Souta offenbart Piara, wenn sie ihre Sünde nicht begehe, sei Mitaeria dem Untergang geweiht. Ihre einzige Chance wäre es demnach, Lycenar zu erwecken. Ineas, der von alledem wusste, hat sich bereitwillig in die Hände des Feindes begeben, um sie vor ihm zu beschützen und um sicherzustellen, dass er es ist, den Piara tötet. Ohne den Schutzzauber in seiner Halskette schwinden seine Kräfte in Vahel von Tag zu Tag mehr. Souta hat gemeinsam mit N'dar, einem in Malluma ansäßigen Menschen, einen Dolch hergestellt, dessen Stoßkraft bis nach Vahel durchdringt. Da Ineas mit Lycenar einen Deal eingegangen ist und die beiden sich wohl einen Körper teilen, damit der Souverän wieder über Mitaeria wandeln kann, hofft Souta, dass der Angriff den Tod des Ceri zur Folge hätte und Ineas somit gerettet wäre.

Piara bleibt kaum Zeit, die Nachricht zu verarbeiten. Sie erkennt, wie lange Ineas all dies geplant haben muss und dass sein Opfer nicht umsonst gewesen sein darf. Deswegen versprechen sie und Souta einander, ihren Bruder um jeden Preis zu retten.

Ineas

Im Laufe des ersten Bandes zeigt sich, dass der unbekannte Erzähler Ineas' Perspektive schildert. Während er in den ersten Abschnitten an einem dunklen und bizarren Ort namens Caraleris ist, erfährt man mit jedem Abschnitt mehr über seinen Verbleib. Er befindet sich in Vahel und kämpft für das Heil seiner Geschwister. Dafür hat er sogar Lycenar hintergangen, einen furchteinflößenden Ceri, der ihn nach seinem Verrat hier festhält.

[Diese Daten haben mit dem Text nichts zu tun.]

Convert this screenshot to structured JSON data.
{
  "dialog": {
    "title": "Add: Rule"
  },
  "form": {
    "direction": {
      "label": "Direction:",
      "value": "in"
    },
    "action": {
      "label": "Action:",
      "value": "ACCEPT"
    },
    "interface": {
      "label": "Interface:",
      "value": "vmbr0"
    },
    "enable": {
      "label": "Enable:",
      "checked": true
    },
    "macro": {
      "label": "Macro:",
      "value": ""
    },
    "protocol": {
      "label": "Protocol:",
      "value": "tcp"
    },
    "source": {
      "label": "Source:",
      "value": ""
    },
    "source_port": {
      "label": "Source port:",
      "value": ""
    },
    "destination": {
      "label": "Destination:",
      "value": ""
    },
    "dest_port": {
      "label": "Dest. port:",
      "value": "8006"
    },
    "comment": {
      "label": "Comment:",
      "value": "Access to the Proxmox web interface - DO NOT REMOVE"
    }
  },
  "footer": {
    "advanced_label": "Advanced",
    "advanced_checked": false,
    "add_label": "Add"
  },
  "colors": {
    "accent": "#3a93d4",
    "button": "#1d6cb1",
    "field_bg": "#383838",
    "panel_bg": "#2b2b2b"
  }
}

Man erfährt, dass Lycenar vorhatte, Piara mit sich in die Schatten zu ziehen. Als Ineas sich jedoch schützend vor seine Schwester stellte, als die Schatten sie packen wollten, um ihr die Flucht zu ermöglichen, nimmt er stattdessen ihn mit sich. Während er bislang nur nachts in seinen Träumen in Vahel wandelte, muss Ineas fortan sein gesamtes Dasein dort fristen und hofft, dass Souta es tatsächlich nach Ascot geschafft hat und inzwischen auf Malluma ist und auch Piara sich in Sicherheit befindet.

Eine quälende Frage, die sich Ineas immer wieder aufdrängt, ist, warum seine Mutter ihn mit weitaus mehr und schwerwiegenderen Aufgaben belastet hatte, als Piara und Souta. Er hat das Gefühl, seine Kindheit vollends geopfert zu haben, während seinen Geschwistern weniger aufgebürdet worden war. Im ersten Band erfährt man nicht näher, was genau er damit meint, doch es zeigt sich, dass Lycenar bereits in Ineas' Kindheit Kontakt zu ihm aufgenommen hat, als er der Verzweiflung nahe war. Er versprach ihm Antworten und bot seine Hilfe an, die sich in der Gegenwart jedoch als Trugschluss erwiesen.